Ambos começam a nadar em linha reta, a pouca visibilidade é ainda mais prejudicada pela a água salgada do mar indo de encontro aos olhos de ambos. Ambos nadam com braçadas fortes e após pouco tempo Sylph vê a frente que Aluie conseguiu trespassar a névoa, mas eis que sente algo puxando sua perna, então algo o puxa mais forte e ele mergulha brutamente no mar e com o pouco que enxerga observa um olho imenso ao fundo um pouco abaixo de sua perna, ele também observa um pouco que sua perna esta envolta por um pequeno tentáculo, ele chuta o pequeno tentáculo com sua outra perna e consegue se soltar, logo nada com braçadas fortes para a superfície, quando emerge enfim se vê fora da névoa e Aluie nadando um pouco mais a sua frente.
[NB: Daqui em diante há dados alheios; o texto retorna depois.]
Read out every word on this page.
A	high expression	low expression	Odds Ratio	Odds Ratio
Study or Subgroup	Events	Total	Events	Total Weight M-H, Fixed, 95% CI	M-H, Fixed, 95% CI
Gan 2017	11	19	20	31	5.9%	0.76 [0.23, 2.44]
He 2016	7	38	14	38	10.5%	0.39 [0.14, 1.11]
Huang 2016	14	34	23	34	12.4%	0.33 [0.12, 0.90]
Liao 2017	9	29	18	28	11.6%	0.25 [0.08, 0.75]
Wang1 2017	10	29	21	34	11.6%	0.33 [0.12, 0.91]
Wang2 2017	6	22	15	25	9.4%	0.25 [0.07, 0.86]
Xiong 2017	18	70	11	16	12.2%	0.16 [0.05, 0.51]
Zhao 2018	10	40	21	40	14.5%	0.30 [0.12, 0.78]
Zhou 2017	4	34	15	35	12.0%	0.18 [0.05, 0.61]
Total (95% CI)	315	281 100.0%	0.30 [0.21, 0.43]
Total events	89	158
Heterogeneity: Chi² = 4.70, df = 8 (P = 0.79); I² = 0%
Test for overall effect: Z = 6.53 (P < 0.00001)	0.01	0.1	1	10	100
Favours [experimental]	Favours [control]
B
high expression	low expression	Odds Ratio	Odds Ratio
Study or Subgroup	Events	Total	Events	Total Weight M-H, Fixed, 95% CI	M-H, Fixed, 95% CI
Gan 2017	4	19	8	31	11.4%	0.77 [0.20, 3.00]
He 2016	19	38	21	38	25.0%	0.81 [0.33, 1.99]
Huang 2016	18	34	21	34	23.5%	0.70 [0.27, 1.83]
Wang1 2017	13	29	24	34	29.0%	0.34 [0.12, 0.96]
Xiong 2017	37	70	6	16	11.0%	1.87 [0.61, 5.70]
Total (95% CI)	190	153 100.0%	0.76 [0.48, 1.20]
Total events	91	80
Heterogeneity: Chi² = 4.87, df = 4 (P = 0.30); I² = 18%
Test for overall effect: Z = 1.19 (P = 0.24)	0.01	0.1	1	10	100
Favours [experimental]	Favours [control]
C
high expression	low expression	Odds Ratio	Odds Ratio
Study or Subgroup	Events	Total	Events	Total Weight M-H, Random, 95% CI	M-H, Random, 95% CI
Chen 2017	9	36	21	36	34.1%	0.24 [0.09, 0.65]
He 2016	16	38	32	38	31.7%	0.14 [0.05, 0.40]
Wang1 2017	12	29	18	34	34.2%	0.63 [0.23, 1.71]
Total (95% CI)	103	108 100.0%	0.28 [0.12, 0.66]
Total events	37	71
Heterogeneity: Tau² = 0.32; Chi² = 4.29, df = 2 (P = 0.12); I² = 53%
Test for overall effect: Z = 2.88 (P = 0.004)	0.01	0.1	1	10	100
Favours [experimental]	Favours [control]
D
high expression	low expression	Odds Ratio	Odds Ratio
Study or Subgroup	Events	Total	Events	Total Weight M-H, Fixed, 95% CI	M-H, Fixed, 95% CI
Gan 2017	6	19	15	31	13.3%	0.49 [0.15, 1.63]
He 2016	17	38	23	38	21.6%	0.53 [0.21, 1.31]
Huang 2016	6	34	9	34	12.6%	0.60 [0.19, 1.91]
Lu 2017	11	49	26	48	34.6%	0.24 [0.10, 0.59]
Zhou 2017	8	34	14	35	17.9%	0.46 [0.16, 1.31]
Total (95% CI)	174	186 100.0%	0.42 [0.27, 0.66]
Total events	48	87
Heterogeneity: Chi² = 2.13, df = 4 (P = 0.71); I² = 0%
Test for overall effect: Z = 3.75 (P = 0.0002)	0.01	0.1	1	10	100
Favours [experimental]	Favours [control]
Sylph sente seu corpo queimar em meio a água gelada e salgada do mar, seus braços começam a perder força, mas ele enfim vê a borda da praia a alguns metros, ele também olha ao seu redor e não consegue ver Aluie, ela desapareceu repentinamente. O vento volta a agitar o mar se tornando forte e imprevisível, rapidamente Sylph percebe a agitação do mar e com isso tenta usar o máximo de força que pode com medo de novamente de alguma forma os ventos fazerem com que ele seja tragado pela névoa novamente, mas seus braços estão doendo muito e ele esta perdendo o folego, não falta muito para alcançar a praia mas Sylph já se encontra em seu limite e então uma onda forte empurra Sylph por trás o forçando em direção a praia e o cobrindo com a água salgada do mar, Sylph se vê mergulhando e seu corpo rodando e então percebe gradativamente sua consciência se apagando.